L’IM d’Hawaii est une course mythique et exigeante qui est de loin celle avec la densité la plus élevée du circuit mondial que ce soit chez les pros ou les amateurs.
Lorsqu’on a la chance de se qualifier à Hawaii, il convient de s’y préparer spécifiquement pour tenter d’y réaliser sa meilleure performance.
La préparation de cette course est particulière et ne doit rien laisser au hasard car vous pouvez avoir le meilleur entraînement du monde mais celui-ci ne vous servira à rien si vous ne vous êtes pas acclimaté en amont à la chaleur humide ou si vous n’avez pas préparé votre estomac et votre intestin à ingérer une dose élevée de glucides (90 à 120g/ h). Ces 2 éléments (chaleur & nutrition) sont les points clés de la performance à Hawaii.
L’idée de cet article est de vous apporter quelques précisions sur chaque composante importante de la préparation de l’IM Hawaii afin de ne pas repartir de l’ile Hawaiienne frustré de votre performance.
1. Parlons un peu pacing
Le pacing correspond à la stratégie d’allure qui sera la plus efficace, et permettra donc à l’athlète de dégager la puissance mécanique la plus élevée durant l’ensemble de l’épreuve. Abbiss & Laursen ont rapporté en 2008 la stratégie d’allure généralement employée sur distance IM.

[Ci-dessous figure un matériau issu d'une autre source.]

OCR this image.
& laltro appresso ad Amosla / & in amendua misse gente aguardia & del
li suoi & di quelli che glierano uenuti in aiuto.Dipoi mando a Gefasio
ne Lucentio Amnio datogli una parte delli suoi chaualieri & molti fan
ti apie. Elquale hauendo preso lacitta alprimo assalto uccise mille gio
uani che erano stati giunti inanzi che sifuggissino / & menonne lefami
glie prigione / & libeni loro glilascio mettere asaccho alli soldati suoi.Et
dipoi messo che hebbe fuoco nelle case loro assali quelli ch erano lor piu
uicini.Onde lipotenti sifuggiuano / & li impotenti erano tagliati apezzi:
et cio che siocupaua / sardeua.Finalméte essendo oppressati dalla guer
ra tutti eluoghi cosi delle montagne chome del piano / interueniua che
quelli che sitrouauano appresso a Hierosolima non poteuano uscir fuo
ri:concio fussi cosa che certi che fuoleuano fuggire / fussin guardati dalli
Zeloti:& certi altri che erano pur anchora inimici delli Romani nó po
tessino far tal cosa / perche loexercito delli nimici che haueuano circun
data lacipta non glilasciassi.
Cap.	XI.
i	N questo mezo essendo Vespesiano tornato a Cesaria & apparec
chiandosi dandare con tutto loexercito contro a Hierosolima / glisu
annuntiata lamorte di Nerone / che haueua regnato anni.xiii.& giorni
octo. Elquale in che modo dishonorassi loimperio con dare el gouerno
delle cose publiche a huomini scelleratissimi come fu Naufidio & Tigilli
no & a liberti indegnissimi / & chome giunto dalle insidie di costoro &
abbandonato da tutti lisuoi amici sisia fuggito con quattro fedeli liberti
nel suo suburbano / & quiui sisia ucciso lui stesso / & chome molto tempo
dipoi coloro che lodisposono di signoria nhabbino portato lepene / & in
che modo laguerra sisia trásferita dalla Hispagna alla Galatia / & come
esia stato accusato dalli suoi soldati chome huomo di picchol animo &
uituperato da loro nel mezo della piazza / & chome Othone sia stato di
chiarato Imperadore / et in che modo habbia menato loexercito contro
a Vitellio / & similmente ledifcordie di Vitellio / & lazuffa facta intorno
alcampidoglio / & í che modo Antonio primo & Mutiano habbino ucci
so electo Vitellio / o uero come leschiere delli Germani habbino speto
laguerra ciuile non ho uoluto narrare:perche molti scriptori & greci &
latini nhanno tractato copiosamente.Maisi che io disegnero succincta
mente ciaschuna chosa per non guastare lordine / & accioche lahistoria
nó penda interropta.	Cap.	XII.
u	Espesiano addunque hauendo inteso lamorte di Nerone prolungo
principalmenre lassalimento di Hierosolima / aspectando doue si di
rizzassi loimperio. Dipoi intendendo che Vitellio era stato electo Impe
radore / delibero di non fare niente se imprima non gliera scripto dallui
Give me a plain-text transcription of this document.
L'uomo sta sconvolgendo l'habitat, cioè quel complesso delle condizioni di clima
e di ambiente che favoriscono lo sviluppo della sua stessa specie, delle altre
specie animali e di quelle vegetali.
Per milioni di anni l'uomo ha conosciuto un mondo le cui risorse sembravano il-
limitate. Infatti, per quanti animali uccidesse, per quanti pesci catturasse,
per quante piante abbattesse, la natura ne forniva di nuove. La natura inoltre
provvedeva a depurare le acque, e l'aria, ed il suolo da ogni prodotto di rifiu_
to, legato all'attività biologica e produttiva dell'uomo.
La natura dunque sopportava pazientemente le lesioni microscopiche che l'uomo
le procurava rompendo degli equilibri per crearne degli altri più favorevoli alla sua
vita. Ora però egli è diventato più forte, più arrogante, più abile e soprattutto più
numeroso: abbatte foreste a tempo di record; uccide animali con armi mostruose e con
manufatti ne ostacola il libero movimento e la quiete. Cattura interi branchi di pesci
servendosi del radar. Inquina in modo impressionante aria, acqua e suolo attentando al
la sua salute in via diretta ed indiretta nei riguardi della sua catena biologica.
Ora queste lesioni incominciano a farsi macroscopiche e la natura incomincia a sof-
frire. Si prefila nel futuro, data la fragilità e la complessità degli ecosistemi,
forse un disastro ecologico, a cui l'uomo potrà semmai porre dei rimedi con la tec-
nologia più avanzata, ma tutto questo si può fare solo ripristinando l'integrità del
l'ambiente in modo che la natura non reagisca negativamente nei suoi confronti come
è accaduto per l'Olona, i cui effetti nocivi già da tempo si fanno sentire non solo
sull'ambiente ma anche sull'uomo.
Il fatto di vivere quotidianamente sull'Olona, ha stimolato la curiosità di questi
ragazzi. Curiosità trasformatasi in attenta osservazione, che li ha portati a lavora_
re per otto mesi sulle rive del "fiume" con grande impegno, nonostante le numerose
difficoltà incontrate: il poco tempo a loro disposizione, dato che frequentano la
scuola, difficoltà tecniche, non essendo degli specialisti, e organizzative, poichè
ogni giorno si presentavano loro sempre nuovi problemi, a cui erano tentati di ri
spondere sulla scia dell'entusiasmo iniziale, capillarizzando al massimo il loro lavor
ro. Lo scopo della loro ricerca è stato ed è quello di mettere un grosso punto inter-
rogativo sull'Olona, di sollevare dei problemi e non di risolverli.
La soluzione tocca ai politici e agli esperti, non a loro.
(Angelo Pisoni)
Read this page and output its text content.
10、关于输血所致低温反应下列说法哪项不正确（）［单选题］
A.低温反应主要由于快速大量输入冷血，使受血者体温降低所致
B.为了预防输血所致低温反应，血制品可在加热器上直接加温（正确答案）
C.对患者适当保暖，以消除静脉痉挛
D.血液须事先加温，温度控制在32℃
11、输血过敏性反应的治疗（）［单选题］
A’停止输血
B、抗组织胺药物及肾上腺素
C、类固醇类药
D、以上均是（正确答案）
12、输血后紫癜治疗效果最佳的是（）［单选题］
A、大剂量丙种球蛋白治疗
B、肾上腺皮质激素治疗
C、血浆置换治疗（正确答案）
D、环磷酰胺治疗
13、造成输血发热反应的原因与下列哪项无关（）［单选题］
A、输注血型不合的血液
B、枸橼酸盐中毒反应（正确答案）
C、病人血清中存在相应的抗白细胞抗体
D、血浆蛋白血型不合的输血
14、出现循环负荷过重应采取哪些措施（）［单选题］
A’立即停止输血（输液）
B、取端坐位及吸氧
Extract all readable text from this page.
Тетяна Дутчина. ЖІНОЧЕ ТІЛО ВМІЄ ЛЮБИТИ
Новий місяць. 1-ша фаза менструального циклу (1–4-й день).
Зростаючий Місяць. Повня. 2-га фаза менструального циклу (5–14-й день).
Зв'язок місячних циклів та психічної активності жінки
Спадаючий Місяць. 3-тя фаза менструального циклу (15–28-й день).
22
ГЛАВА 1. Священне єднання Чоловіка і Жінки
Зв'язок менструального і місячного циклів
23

À partir de ce graphique, on constate donc que l’intensité développée (représentée par l’évolution de la fréquence cardiaque) diminue continuellement de la natation à la course à pied. Rapportée à une épreuve comme l’IM d’Hawaii (dont, on le rappelle, la densité par niveau est maximisée), une telle observation est susceptible d’être renforcée. Autrement dit, dans une configuration d’allure où la confrontation aux autres athlètes est exacerbée, l’athlète s’engage souvent (toujours ?) sur les allures plus élevées, en se disant : « je m’accroche au maximum, cette fois ça va peut-être passer ». Malheureusement, ce genre de stratégie ne passe jamais sur Ironman avec bien souvent une grosse souffrance durant le marathon.
Pour déterminer un pacing individuel adéquat il est nécessaire de cerner en amont de l’épreuve les causes de la fatigue (sur distance IM) qui peuvent avoir une conséquence négative sur la gestion d’allure. Pour en citer quelques unes (Burnley & Jones, 2007) :
- L’épuisement du glycogène
- L’hyperthermie selon les conditions environnementales
- Une éventuelle déshydratation
- L’apparition de dommages musculaires
- La baisse de la commande centrale (au niveau nerveux) qui réduit l’intensité de la contraction musculaire
- Des niveaux élevés de fatigue neuromusculaire
- La baisse de motivation
Nous pouvons jouer sur ces différents éléments en utilisant une approche spécifique :
- Définition d’un Tempo optimal qui aura été travaillé en amont durant la préparation avec des séances spécifiques.
- Le concept d’intensité critique (relation linéaire entre l’intensité et le temps) est une approche efficace ayant fait ses preuves sur distance IM. Pour faire simple, plus l’épreuve est longue et moins l’intensité est élevée.
- Différents tests de terrain peuvent permettre de définir la puissance/ vitesse critique (plus d’infos : https://ksendurancetraining.com/definir-les-zones-dintensite-dentrainement-sur-le-terrain/).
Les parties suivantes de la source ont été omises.